Lorsqu'un Livre blanc sur la défense a précisé les objectifs fondamentaux de la défense nationale et qu'une loi de programmation militaire a été votée puis révisée sur une base réaliste, il apparaîtrait normal que les dotations correspondent à la réalité des choix et des arbitrages rendus.

Il faut espérer qu'existe une volonté commune de mettre en oeuvre la programmation déterminée par le Président de la République, le chef du Gouvernement et le ministre de la défense.

M. François Léotard.

Très bien !

M. Jean Michel, rapporteur pour avis, pour les crédits d'équipement.

La revue de programmes était indispensable, compte tenu du caractère imprécis des chiffrages précédemment effectués. La commission de la défense est amenée à considérer, soit que la détermination initiale des besoins financiers était erronée, soit que le recadrage opéré par la revue de programmes doit s'accompagner d'une révision des objectifs et des missions.

Les dotations en capital sont contraintes par l'évolution des crédits de fonctionnement. Or les coûts de la professionnalisation n'ont pas été correctement évalués. Ce décalage entre les prévisions et les besoins entraîne de réelles difficultés de mise en oeuvre pendant la période intermédiaire, au risque d'obérer certaines capacités des forces armées jusqu'à la fin de la période de professionnalisation, en particulier du fait du manque d'entraînement des personnels et d'entretien des matériels.

S'il est vrai que, dans la période actuelle, aucun grand conflit n'est prévisible, on ne doit pas oublier pour autant que les dépenses de fonctionnement sont compensées sur les crédits d'équipement, et que la simple application du principe que toutes les armées doivent contribuer à l'effort de maîtrise des dépenses a des conséquences directes sur les capacités des forces militaires, et plus particulièrement sur celles chargées de la sécurité publique, comme différents intervenants l'ont souligné.

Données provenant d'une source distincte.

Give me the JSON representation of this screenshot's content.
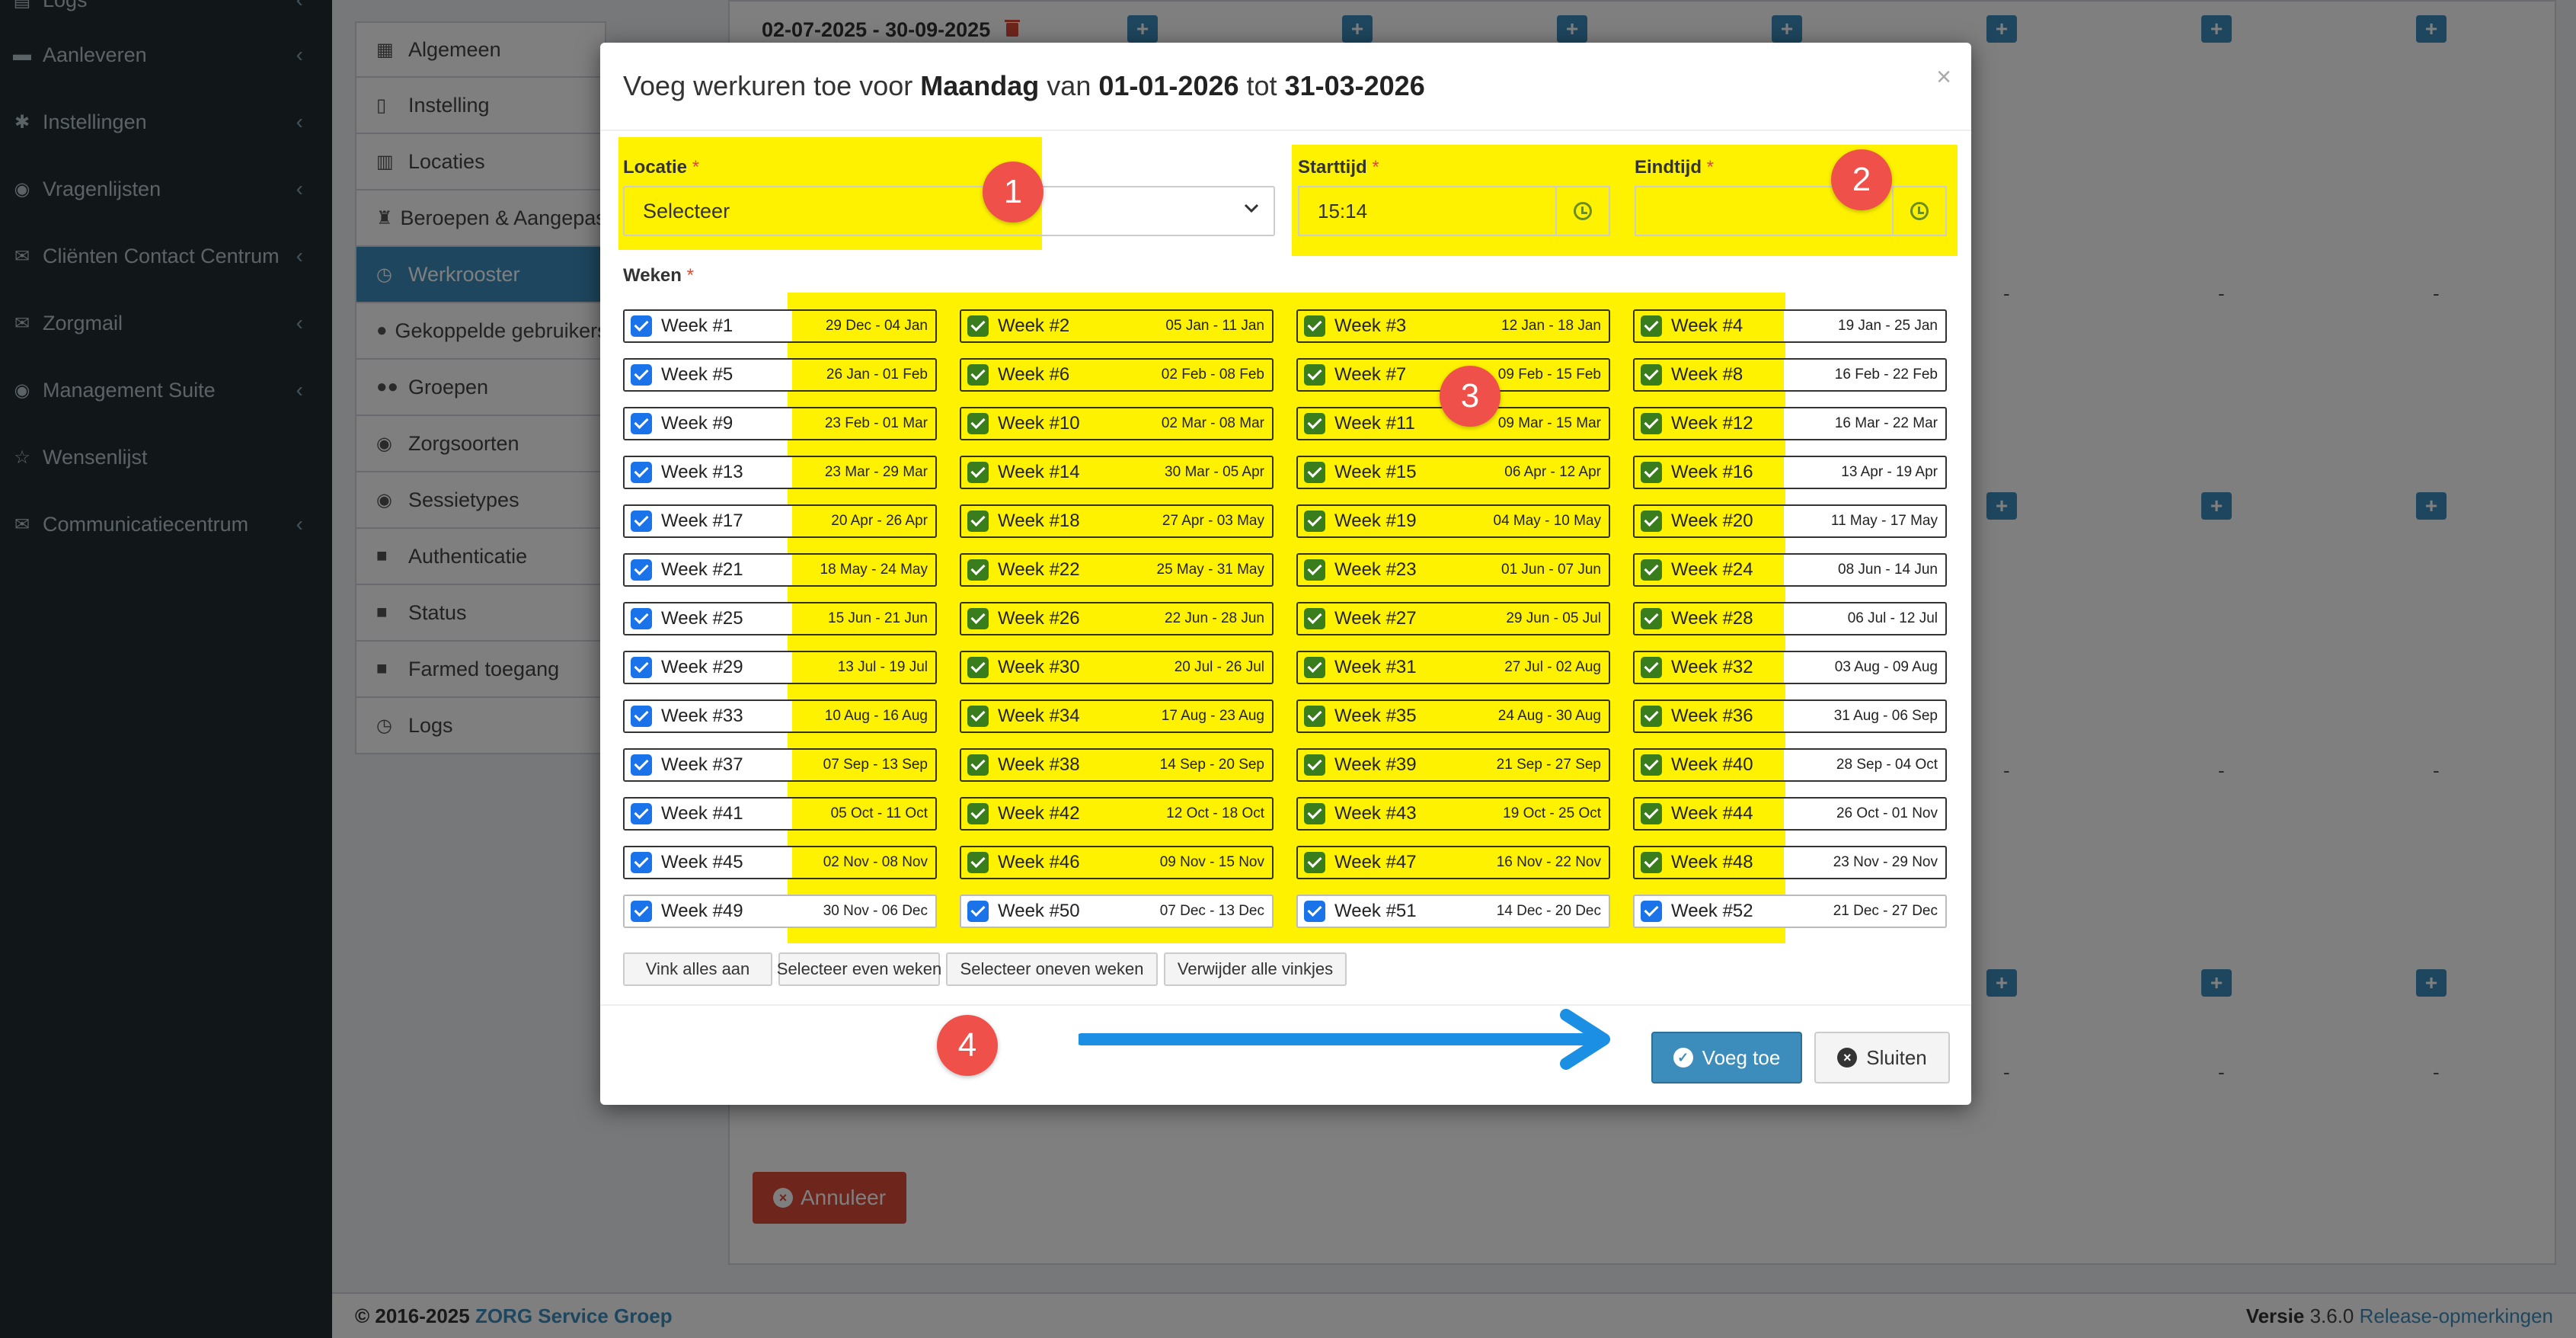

Sous réserve de ces observations, la commission de la défense a donné un avis favorable à l'adoption des titres V et VI des crédits de la défense pour 1999. (Applaudissements sur les bancs du groupe socialiste.)

M. le président.

La parole est à M. Michel Meylan, rapporteur pour avis de la commission de la défense n ationale et des forces armées, pour les services communs.

M. Michel Meylan, rapporteur pour avis de la commission de la défense nationale et des forces armées, pour les serv ices communs.

Monsieur le président, monsieur le ministre, mes chers collègues, les services communs du ministère de la défense - la délégation générale pour l'armement, le service de santé, le service des essences et la nouvelle délégation à l'information et à la communication de la défense - poursuivent, par des moyens et à des rythmes différents, la réforme qui leur permettra, à l'issue de la présente loi de programmation militaire, d'inscrire leur action dans le nouveau système de défense.

La réforme engagée par la DGA depuis 1997 a un enjeu qui dépasse la seule transformation des structures puisqu'elle constitue un instrument essentiel de l'adaptation du système de défense au nouvel environnement stratégique et au niveau prévisible des ressources budgétaires qui pourront y être consacrées. Alors que la nouvelle DGA entre dans sa troisième année de fonctionnement, il peut être intéressant de dresser un premier bilan des réformes déjà mises en oeuvre, même si c'est en 2002 seulement que la DGA disposera de l'ensemble de ses nouveaux outils de fonctionnement.

Réforme du système comptable, révision des modes de gestion, rénovation du lien avec les industriels, dont la conclusion de commandes pluriannuelles constitu le signe le plus visible : vous comprendrez, mes chers collègues, que cette réforme ne s'est pas faite sans difficultés.

Notamment, la concomitance de ces nombreux changements a entraîné des retards dans le démarrage de la gestion 1998, qui devrait se traduire par un taux de consommation médiocre des crédits d'équipement du ministère de la défense.

M. le ministre de la défense.

Attendez la fin de l'année ! Ne faites pas de telles prévisions ! C'est imprudent !

M. Michel Meylan, rapporteur pour avis, pour les services c ommuns.

Sur quels critères peut-on évaluer cette réforme ? L'évolution du coût de la DGA constitue un premier indicateur de suivi, la réforme ayant pour objectif avoué, outre la baisse du coût des programmes, une réduction du coût de la DGA elle-même.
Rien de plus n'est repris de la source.